Post 84 repairs and paints damage to Japanese internment camp monument
January 20, 2017
Thomas R. Throssell
Gila River Indian Community
Over the past two months, members of Ira H. Hayes Post 84 have been hard at work repairing damage to the Japanese interment camp and veteran monument located in District 5 within the Gila River Farms area.
The site received multiple gunshots to three of the eight columns that make up the structure. One of the columns was so severely damaged it was almost completely shot through. In addition to the damage to the monument’s columns, the base on which the monument’s plaque sits, was vandalized with spray paint.
After being notified of the vandalism by Lt. Gov. Monica Antone during a Nov. 12 GRIC Council meeting, Post 84 members Thomas Dauer, Sergeant at Arms Gilbert Gonzales, Senior Vice Commander Bill Dixon, and concrete mason Martin Isvak repaired the vandalized structure on Dec. 12.
Members of Post 84 cleaned the damaged areas by scraping out remnants of broken concrete, applied a glue polymer, filled in the holes with fresh concrete and left it to dry.
Dixon, who assisted in repairing the damaged columns, said it was the largest amount of vandalism he had ever seen inflicted on the monument. He added that he was hopeful the site would become protected.
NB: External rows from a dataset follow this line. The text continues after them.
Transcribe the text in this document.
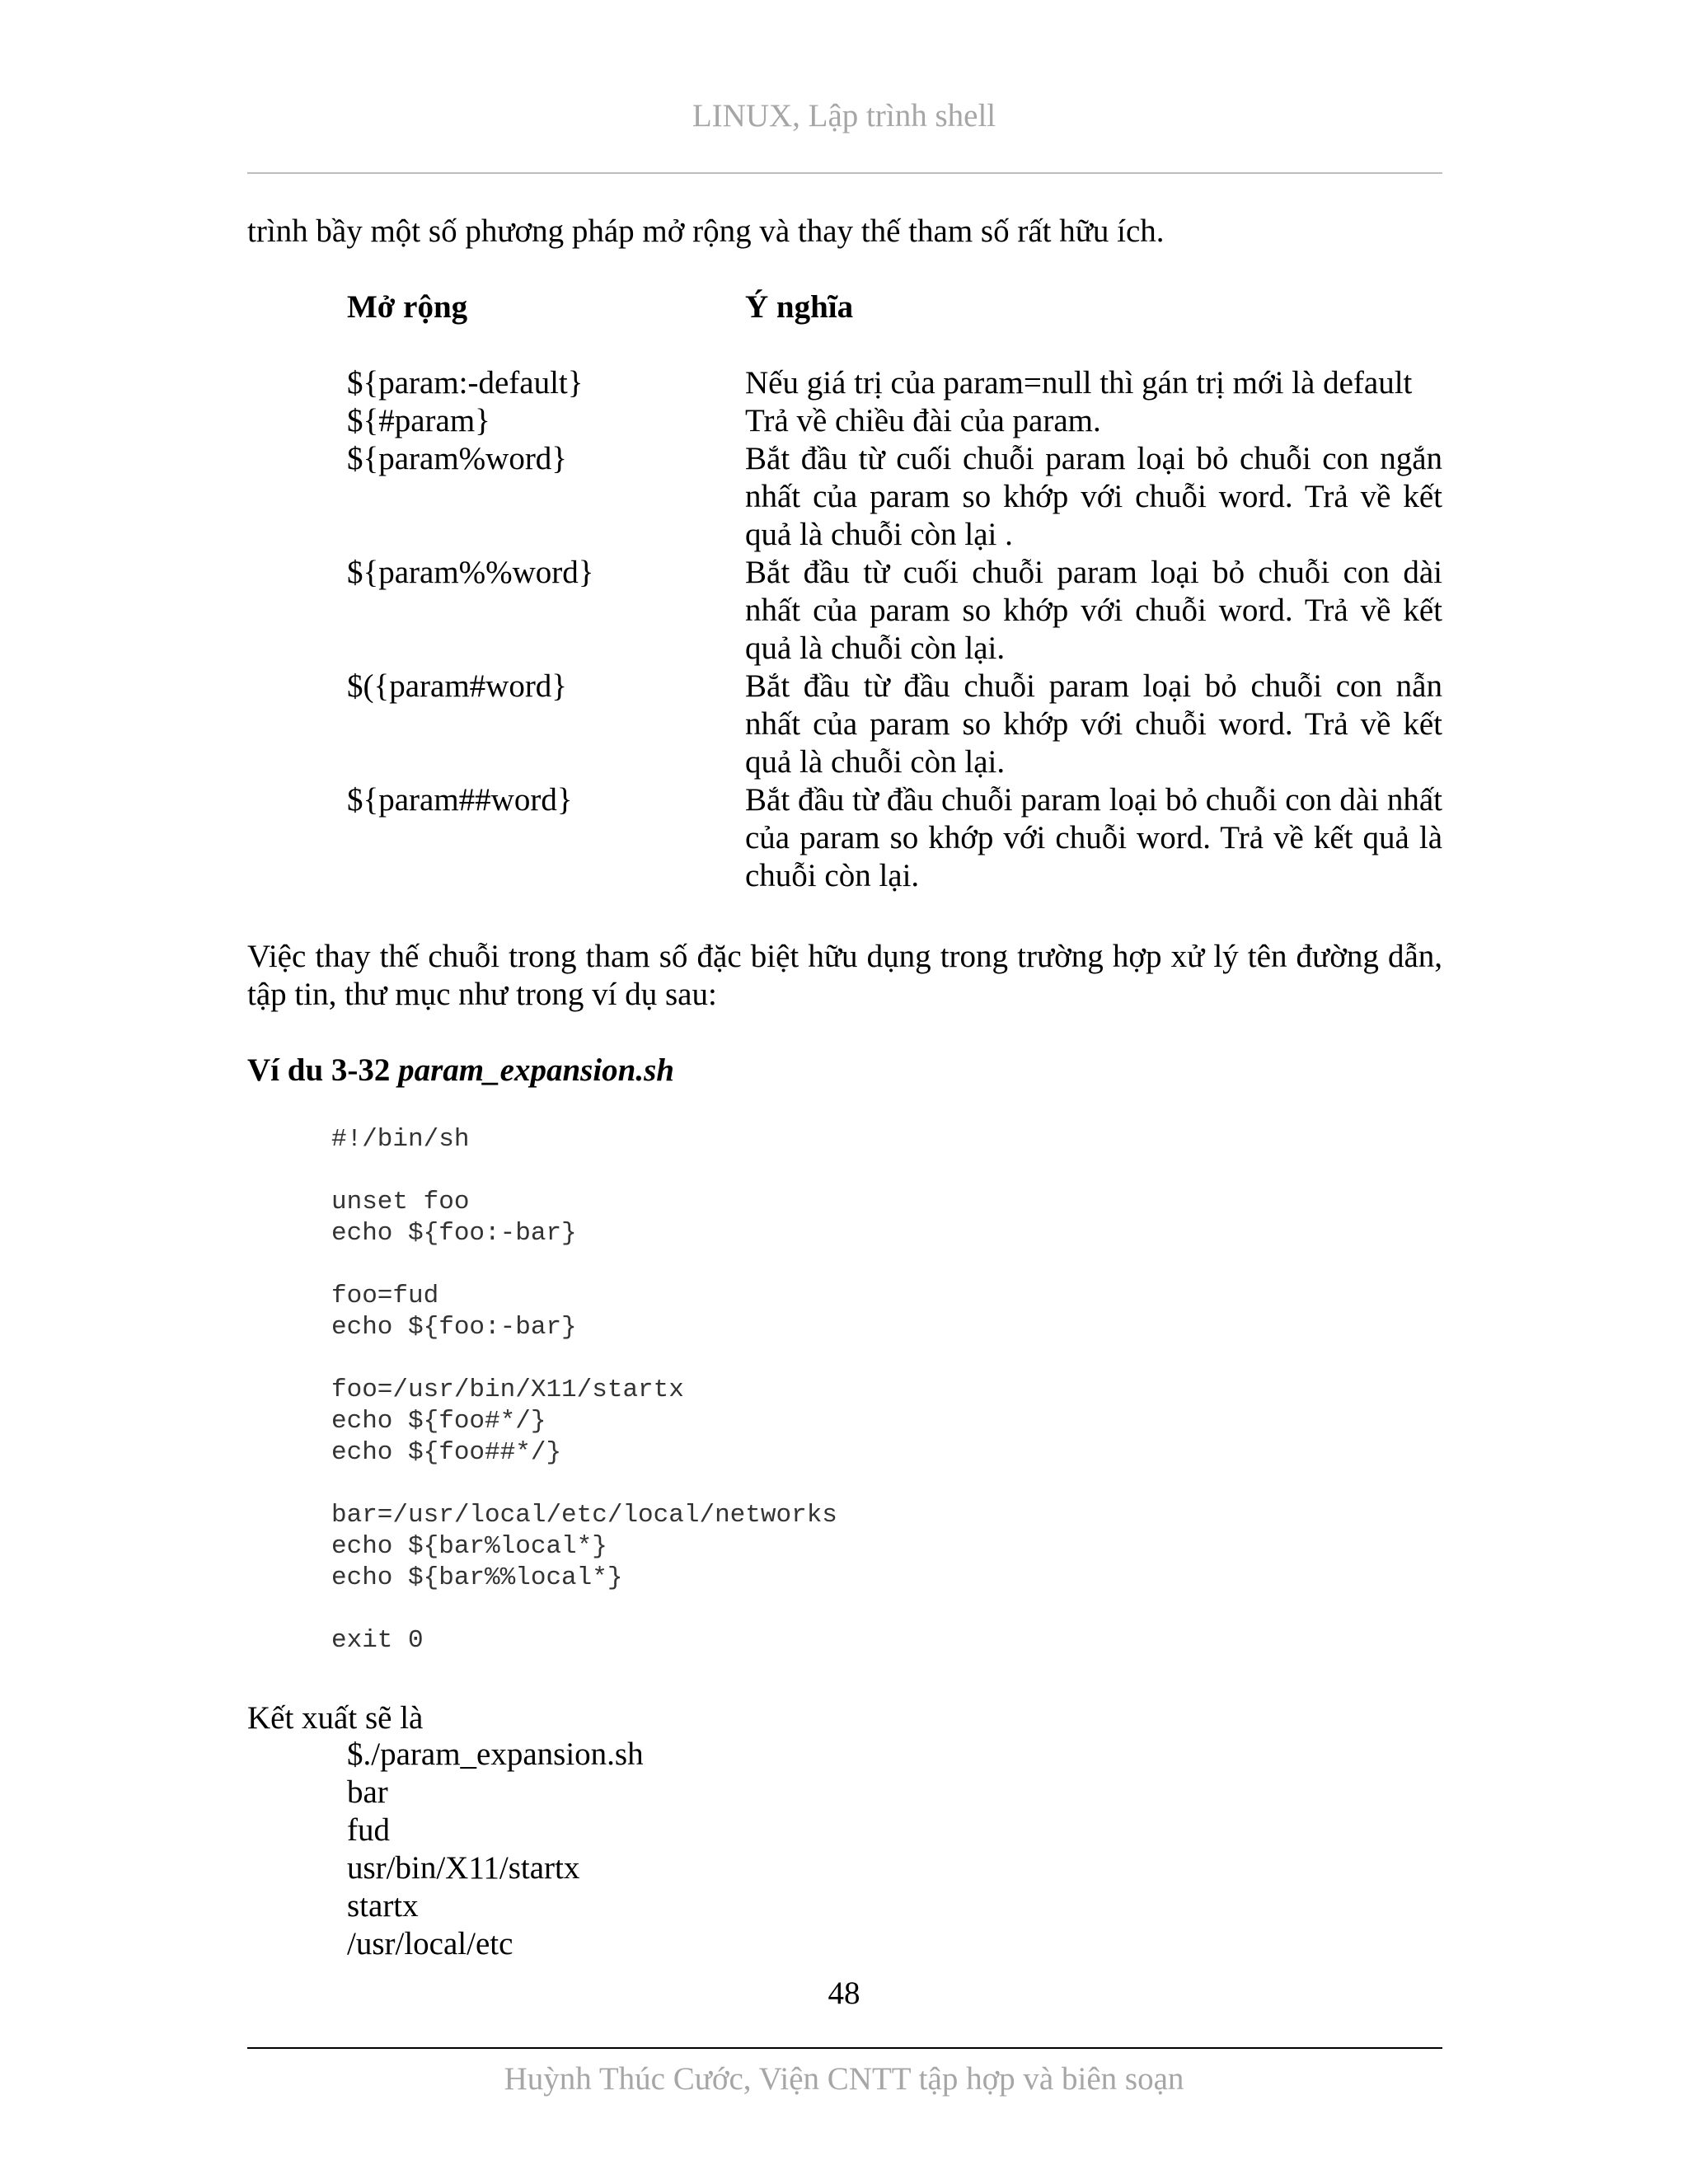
LINUX, Lập trình shell
trình bầy một số phương pháp mở rộng và thay thế tham số rất hữu ích.
Mở rộng	Ý nghĩa
${param:-default}	Nếu giá trị của param=null thì gán trị mới là default
${#param}	Trả về chiều đài của param.
${param%word}	Bắt đầu từ cuối chuỗi param loại bỏ chuỗi con ngắn nhất của param so khớp với chuỗi word. Trả về kết quả là chuỗi còn lại .
${param%%word}	Bắt đầu từ cuối chuỗi param loại bỏ chuỗi con dài nhất của param so khớp với chuỗi word. Trả về kết quả là chuỗi còn lại.
$({param#word}	Bắt đầu từ đầu chuỗi param loại bỏ chuỗi con nẫn nhất của param so khớp với chuỗi word. Trả về kết quả là chuỗi còn lại.
${param##word}	Bắt đầu từ đầu chuỗi param loại bỏ chuỗi con dài nhất của param so khớp với chuỗi word. Trả về kết quả là chuỗi còn lại.
Việc thay thế chuỗi trong tham số đặc biệt hữu dụng trong trường hợp xử lý tên đường dẫn, tập tin, thư mục như trong ví dụ sau:
Ví du 3-32 param_expansion.sh
#!/bin/sh

unset foo
echo ${foo:-bar}

foo=fud
echo ${foo:-bar}

foo=/usr/bin/X11/startx
echo ${foo#*/}
echo ${foo##*/}

bar=/usr/local/etc/local/networks
echo ${bar%local*}
echo ${bar%%local*}

exit 0
Kết xuất sẽ là
$./param_expansion.sh
bar
fud
usr/bin/X11/startx
startx
/usr/local/etc
48
Huỳnh Thúc Cước, Viện CNTT tập hợp và biên soạn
“That way, we won’t have so much of this trouble here,” he said. “We will be coming out here and be repairing it if necessary, up until there is some kind of protection put up for this place.”
On January 11, members of Post 84 added the last coat of white paint to the patched areas of the monument’s columns and covered several spray painted areas of the site.
Post 84 Adjutant Tony McDaniel, said that while people do come to the area and shoot guns, it appeared that this specific act of vandalism was a deliberate attempt to destroy the monument.
“Nobody has ever actually shot up the monument like that before. People come out here and they shoot off in to the distance all the time,” he said. “It looked like they were trying to destroy a whole pillar. That’s just crazy, there is no reason for it. This represents United States military personnel and their families that got stuck here due to circumstances beyond their control. It’s a place to respect.”
The Japanese internment camp and veterans monument now stands fully repaired and repainted due to the efforts of Ira H. Hayes Post 84 members and their commitment to taking care of the monument.
“It took a little work, but it is just part of serving the Community,” said McDaniel. “It’s part of what we…do, (a) commitment to serve.”
While Post 84 is committed to serving the Community, the group of veterans feels a special sense of responsibility to the monument due to one of their former members, Mas Inoshita.
“As a young man, [Inoshita] was interned here at the camp,” said McDaniel. “From here he enlisted into the service.” Inoshita joined the Military Intelligence Service in the U.S. Army, serving as a translator during World War II.
“Mas took in the responsibility to maintain this place. When [he] got too old to keep coming out here, [he] asked [us] to commit to maintain this area, so that is what we have been doing for 20 years now. It is a commitment that we made to Mas, and a commitment that we made to the Japanese American Citizens League, and to those who were interned here, that we come out and we…clean it up and repair [it],” he said.”